Given the bylaw’s advanced age, and the fact that it now must conform to Nelson’s new Official Community Plan and the Sustainable Waterfront and Downtown Master Plan, it needs to be completely overhauled. City planning staff has been working on that for some time, and now they are ready to ask for public input on their new draft.
So they have set up an open house on Tuesday, October 22 at city hall from 6 to 9 pm. There is also information online, and in information binders that will be available at city hall and the library. The city’s website will have further information about how the public can respond to the changes.
To replace the old bylaw, the city has created two new ones: the Draft Zoning Bylaw and the Draft Off-Street Parking and Landscape Bylaw. Both draft bylaws, with detailed maps, are contained in one document here.
New Zoning Bylaw
The new zoning bylaw, like the old one, has the city divided into many different types of residential, commercial, mixed use, industrial, institutional and other uses for a total of 18 zones in total, each with different rules.
City planner Dave Wahn says one notable thing about the new bylaw is the allowance for laneway housing—separate living units built on the back of residential lots.
“I don’t think there are other towns that are doing that to the extent we are,” he told The Nelson Daily.
Wahn also said that in several residential zones the new bylaw reduces allowable setbacks (the distance between the building and the property line) and allows buildings to cover a larger portion of the lot.
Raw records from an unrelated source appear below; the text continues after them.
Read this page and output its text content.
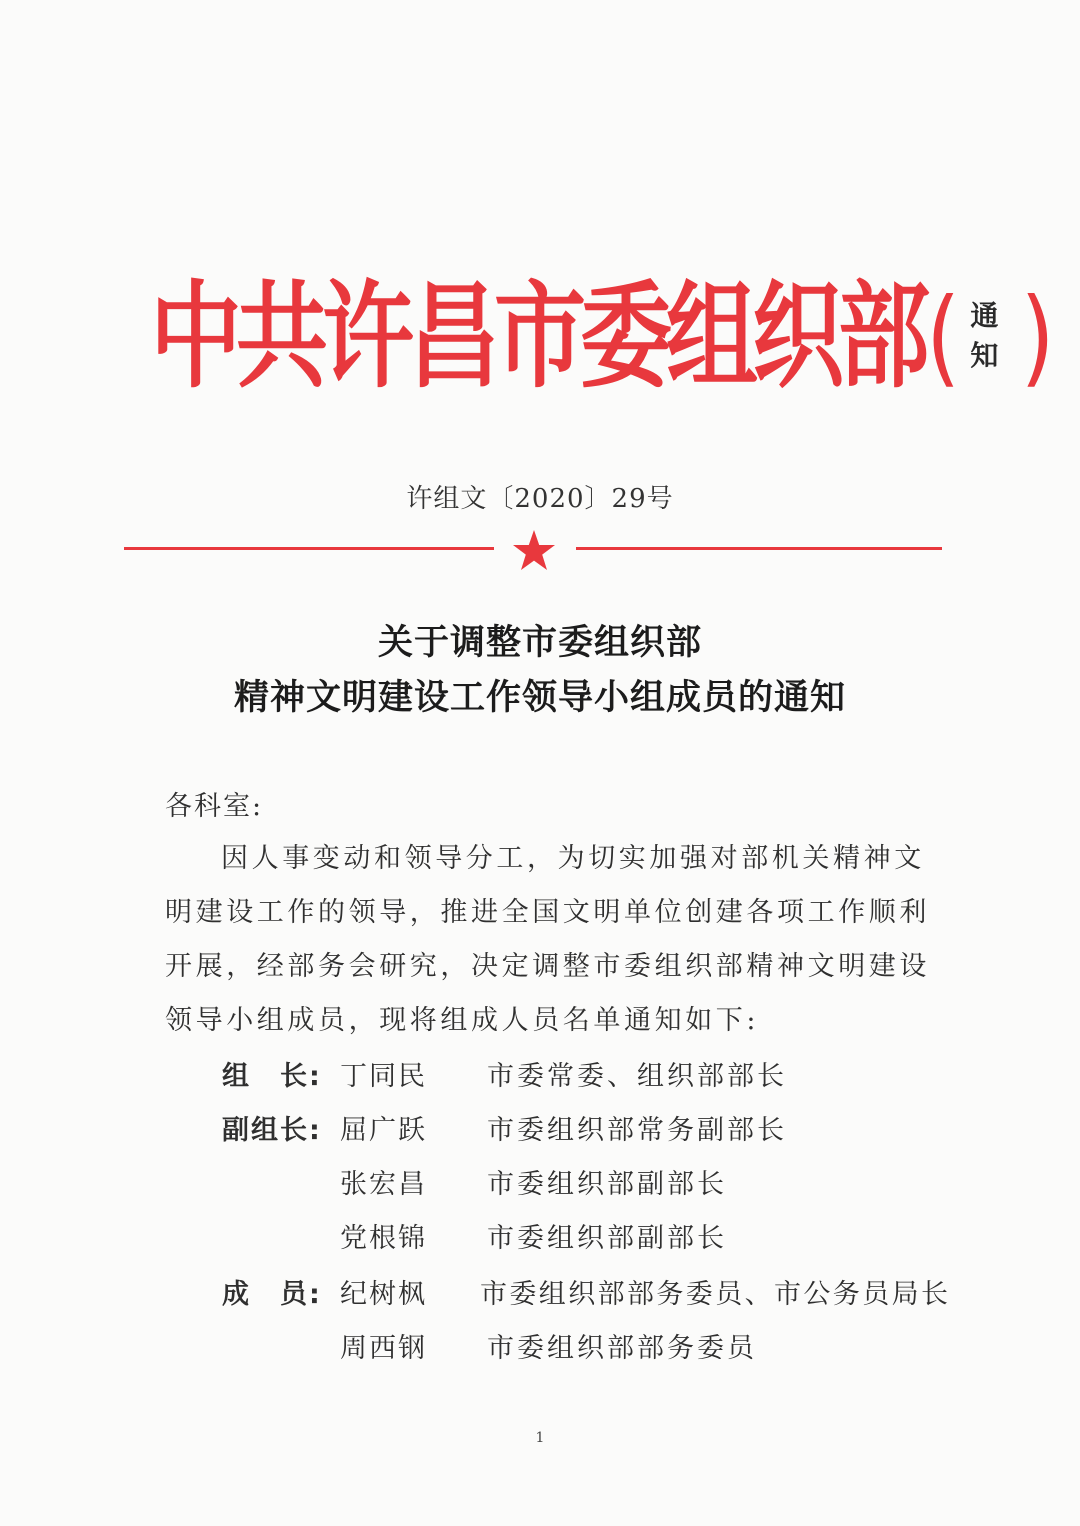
中共许昌市委组织部 ( 通知 )
许组文〔2020〕29号
关于调整市委组织部
精神文明建设工作领导小组成员的通知
各科室:
因人事变动和领导分工，为切实加强对部机关精神文明建设工作的领导，推进全国文明单位创建各项工作顺利开展，经部务会研究，决定调整市委组织部精神文明建设领导小组成员，现将组成人员名单通知如下:
组　长: 丁同民 市委常委、组织部部长
副组长: 屈广跃 市委组织部常务副部长
张宏昌 市委组织部副部长
党根锦 市委组织部副部长
成　员: 纪树枫 市委组织部部务委员、市公务员局长
周西钢 市委组织部部务委员
1
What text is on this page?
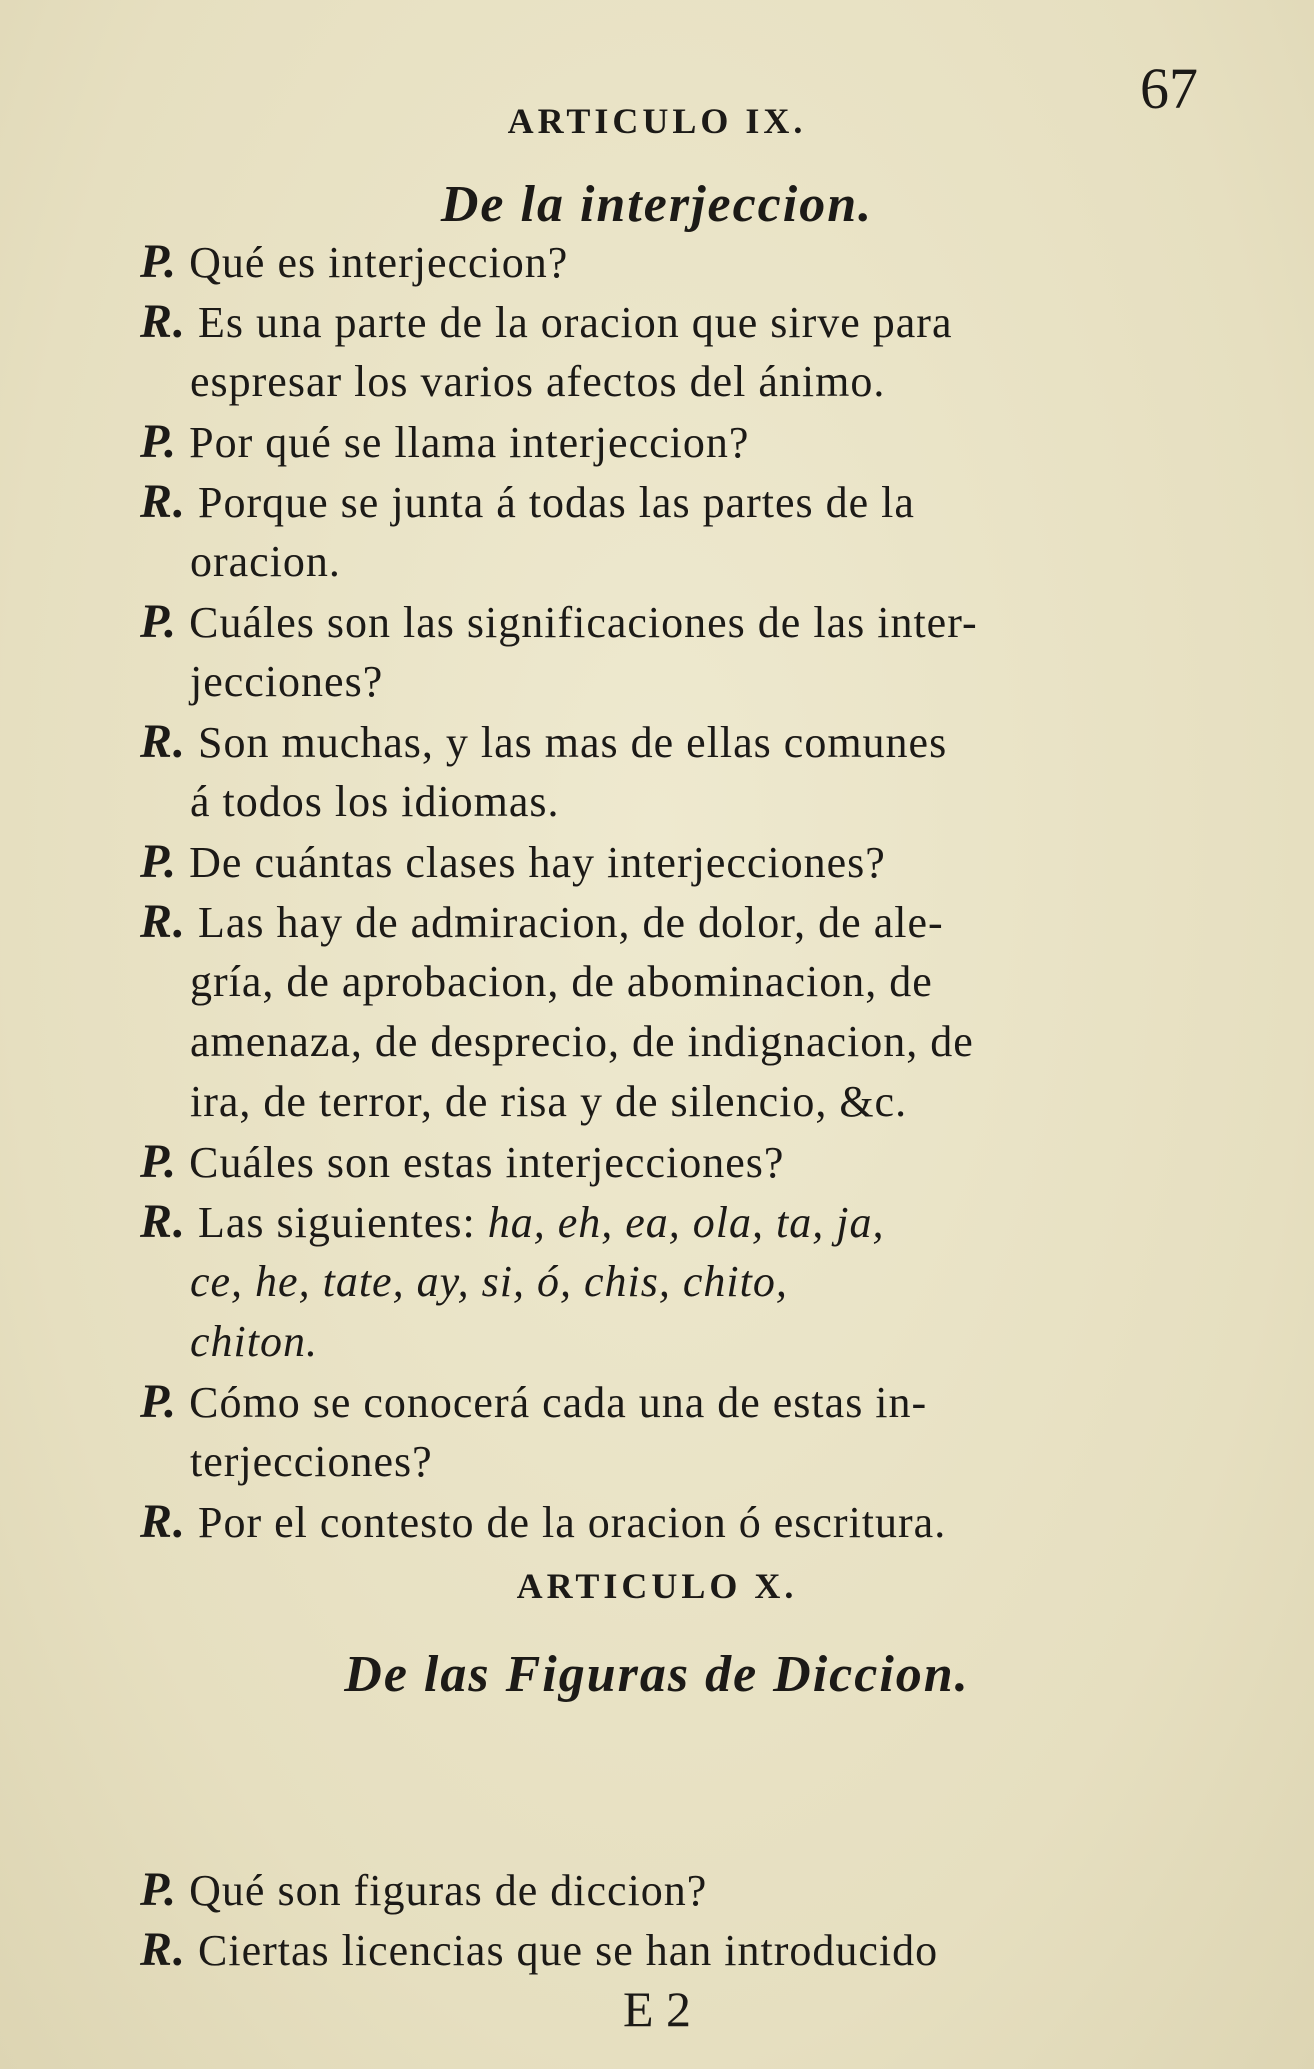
67
ARTICULO IX.
De la interjeccion.
P. Qué es interjeccion?
R. Es una parte de la oracion que sirve para
espresar los varios afectos del ánimo.
P. Por qué se llama interjeccion?
R. Porque se junta á todas las partes de la
oracion.
P. Cuáles son las significaciones de las inter-
jecciones?
R. Son muchas, y las mas de ellas comunes
á todos los idiomas.
P. De cuántas clases hay interjecciones?
R. Las hay de admiracion, de dolor, de ale-
gría, de aprobacion, de abominacion, de
amenaza, de desprecio, de indignacion, de
ira, de terror, de risa y de silencio, &c.
P. Cuáles son estas interjecciones?
R. Las siguientes: ha, eh, ea, ola, ta, ja,
ce, he, tate, ay, si, ó, chis, chito,
chiton.
P. Cómo se conocerá cada una de estas in-
terjecciones?
R. Por el contesto de la oracion ó escritura.
ARTICULO X.
De las Figuras de Diccion.
P. Qué son figuras de diccion?
R. Ciertas licencias que se han introducido
E 2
This will provide for greater density in the city and also reduce the number of applications to the city for variances.
Other significant proposed zoning changes include:
- Creation of more mixed-use options in the downtown and waterfront areas,
- Removal of heavy industrial uses as a permitted use within the city limits,
- Encouragement of residential infill in downtown residential zones,
- New homes in some downtown areas must be either suite-ready or include a secondary suite, and
- New multi-unit residential units in the downtown core must include non-residential uses.
There are also regulations about temporary buildings, storage, accessory buildings and structures, bed and breakfasts, home businesses, viewscapes, lighting, fencing, and more.
Off-Street Parking and Landscape Bylaw
This draft bylaw (also at the link above, following the zoning bylaw) will reduce the number of parking places a new building owner must provide in the downtown, and it requires downtown building owners to provide bike parking spaces in some zones.
Wahn says this follows accepted municipal best practices and is consistent with the guidelines set out in the Official Community Plan, which envisions more development and fewer cars in the downtown.
The bylaw also creates rules for landscaping of multi-unit residential, commercial and industrial developments.